Genetic Engineering Overview

  • Genetic Engineering: The process of intentionally altering an organism's DNA to change its form or function.

Modern Biotechnology

  • Biotechnology: A collection of techniques that use science and engineering to manipulate living organisms or their parts.

Plasmids

  • Plasids: Small circular DNA molecules that replicate independently of chromosomal DNA in cells.

Gene Cloning

  • Gene Cloning: A molecular biology technique that creates copies of a specific gene.

DNA Toolbox

  • Human Genome: Sequencing completed by 2007; DNA sequencing advances relied on techniques such as recombinant DNA.

  • Recombinant DNA: Combining nucleotide sequences from different sources in vitro to create new DNA molecules.

Methods of Genetic Engineering

  • Methods for Recombinant DNA: Central to genetic engineering; direct gene manipulation for practical purposes.

  • DNA Technology: Revolutionizes biotechnology for manipulating organisms or their genetic components.

  • Microarray Technology: Measures gene expression levels of thousands of genes concurrently.

Concept of DNA Cloning

  • DNA Cloning: Yields multiple copies of a gene segment; scientists prepare gene-sized pieces of DNA in identical copies.

DNA Cloning Techniques and Applications

  • Cloning Methods: Most methods utilize bacteria and plasmids; cloned genes enable gene and protein product creation.

  • Process: Foreign DNA is inserted into a plasmid, creating a recombinant plasmid, which is then inserted into a bacterial cell for reproduction.

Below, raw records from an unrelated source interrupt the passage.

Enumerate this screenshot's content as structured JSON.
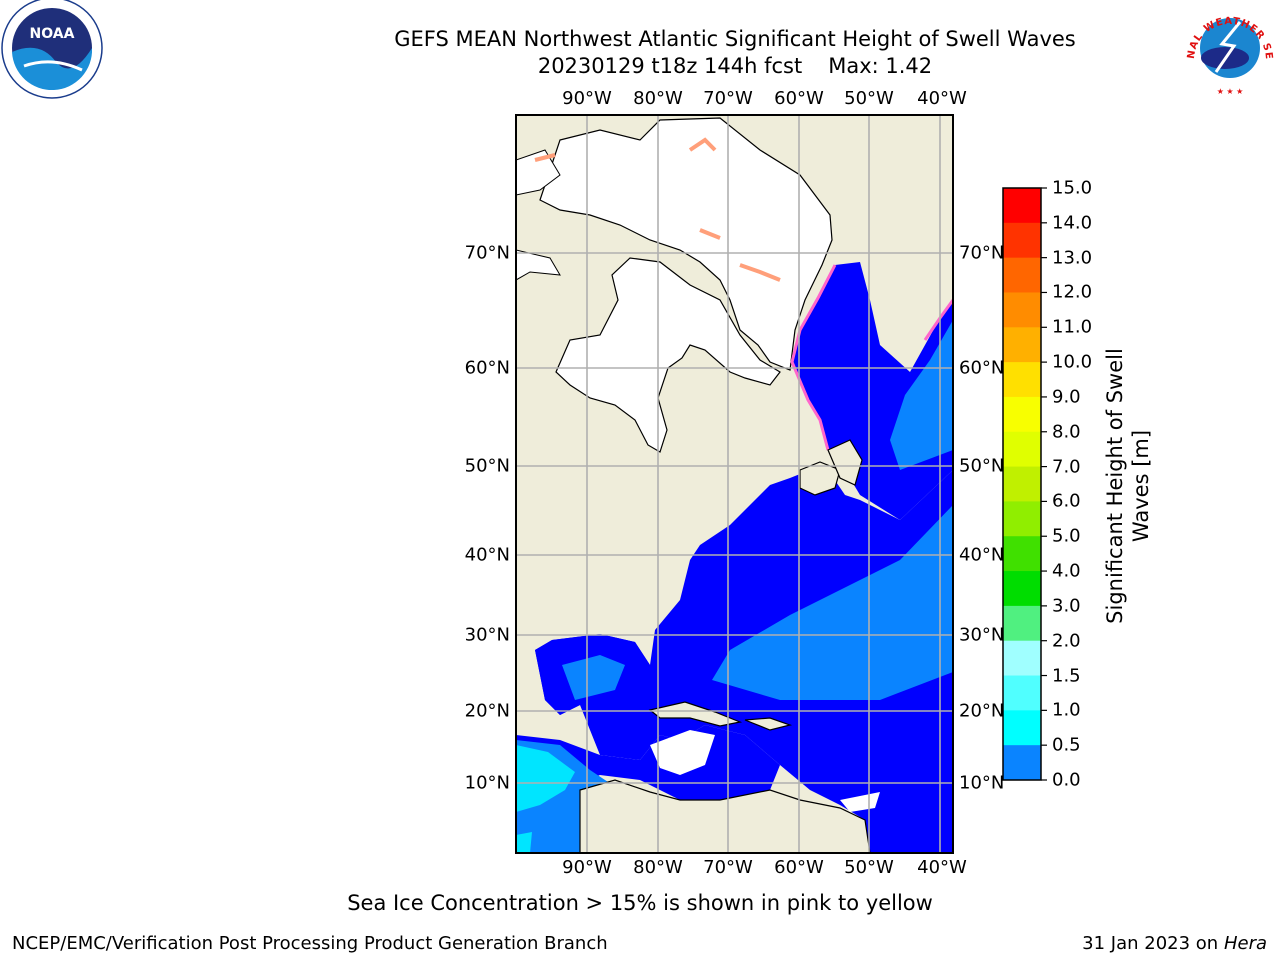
{
  "header": {
    "title": "GEFS MEAN Northwest Atlantic Significant Height of Swell Waves",
    "run": "20230129 t18z 144h fcst",
    "max": "Max: 1.42"
  },
  "map": {
    "lon_labels": [
      "90°W",
      "80°W",
      "70°W",
      "60°W",
      "50°W",
      "40°W"
    ],
    "lat_labels": [
      "70°N",
      "60°N",
      "50°N",
      "40°N",
      "30°N",
      "20°N",
      "10°N"
    ],
    "colors": {
      "land": "#efedda",
      "ice": "#ffffff",
      "ocean_low": "#0000ff",
      "ocean_mid": "#0a84ff",
      "ocean_high": "#00e5ff",
      "grid": "#b0b0b0"
    }
  },
  "colorbar": {
    "title": "Significant Height of Swell Waves [m]",
    "ticks": [
      "15.0",
      "14.0",
      "13.0",
      "12.0",
      "11.0",
      "10.0",
      "9.0",
      "8.0",
      "7.0",
      "6.0",
      "5.0",
      "4.0",
      "3.0",
      "2.0",
      "1.5",
      "1.0",
      "0.5",
      "0.0"
    ],
    "colors": [
      "#ff0000",
      "#ff3300",
      "#ff6600",
      "#ff8c00",
      "#ffb000",
      "#ffe000",
      "#f8ff00",
      "#e0ff00",
      "#c0f000",
      "#90ee00",
      "#40e000",
      "#00dd00",
      "#50f080",
      "#a0ffff",
      "#50ffff",
      "#00ffff",
      "#0a84ff",
      "#0000ff"
    ]
  },
  "logos": {
    "left": "NOAA",
    "right": "NATIONAL WEATHER SERVICE"
  },
  "note": "Sea Ice Concentration > 15% is shown in pink to yellow",
  "footer": {
    "left": "NCEP/EMC/Verification Post Processing Product Generation Branch",
    "date": "31 Jan 2023 on",
    "system": "Hera"
  }
}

  • Cloning Process Summary:

    • Gene of interest is isolated and inserted into a plasmid.

    • Plasmid is transformed into a bacterium, allowing for cloning.

Restriction Enzymes and Cloning

  • Restriction Enzymes: Cut DNA at specific sequences called restriction sites, producing fragments with "sticky ends".

  • DNA Ligase: Enzyme that seals bonds between restriction fragments.

Cloning Eukaryotic Genes in Bacterial Plasmids

  • Cloning Vector: The original plasmid that carries foreign DNA into host cells and replicates.

  • Steps to Clone Genes:

    • Isolation of genomic and plasmid DNA.

    • Digestion with the same restriction enzyme; bonding fragment sticky ends using DNA ligase.

Amplifying DNA

  • Polymerase Chain Reaction (PCR): Produces multiple copies of a specific DNA segment through a three-step cycle (denaturation, annealing, and extension).

Screening and Identifying Clones

  • Nucleic Acid Probes: Used for identifying clones carrying a gene of interest; hybridization detects complementary sequences.

DNA Libraries

  • Genomic Library: Collection of recombinant vector clones from an entire genome; can be constructed using bacteria or bacteriophages.

  • BACs and cDNA Libraries: Bacterial artificial chromosomes (BACs) can carry large inserts; cDNA libraries are derived from mRNA via reverse transcription, reflecting expressed genes.

Challenges in Cloning and Expression

  • Expression Systems: Bacterial systems face difficulties in expressing eukaryotic genes, requiring specially designed expression vectors.

  • Eukaryotic Systems: Utilize cultured cells and yeast artificial chromosomes (YACs) to manage gene expression and protein modifications.

Gene Cloning Process Steps

  1. Isolation of plasmid.

  2. Isolation of foreign DNA/gene of interest.

  3. Cutting plasmid with restriction enzymes.

  4. Cutting foreign DNA with the same enzyme.

  5. Insertion of foreign DNA to plasmid.

  6. Joining the DNA with DNA ligase.

  7. Transformation into a host cell.

  8. Reproduction and harvesting of proteins.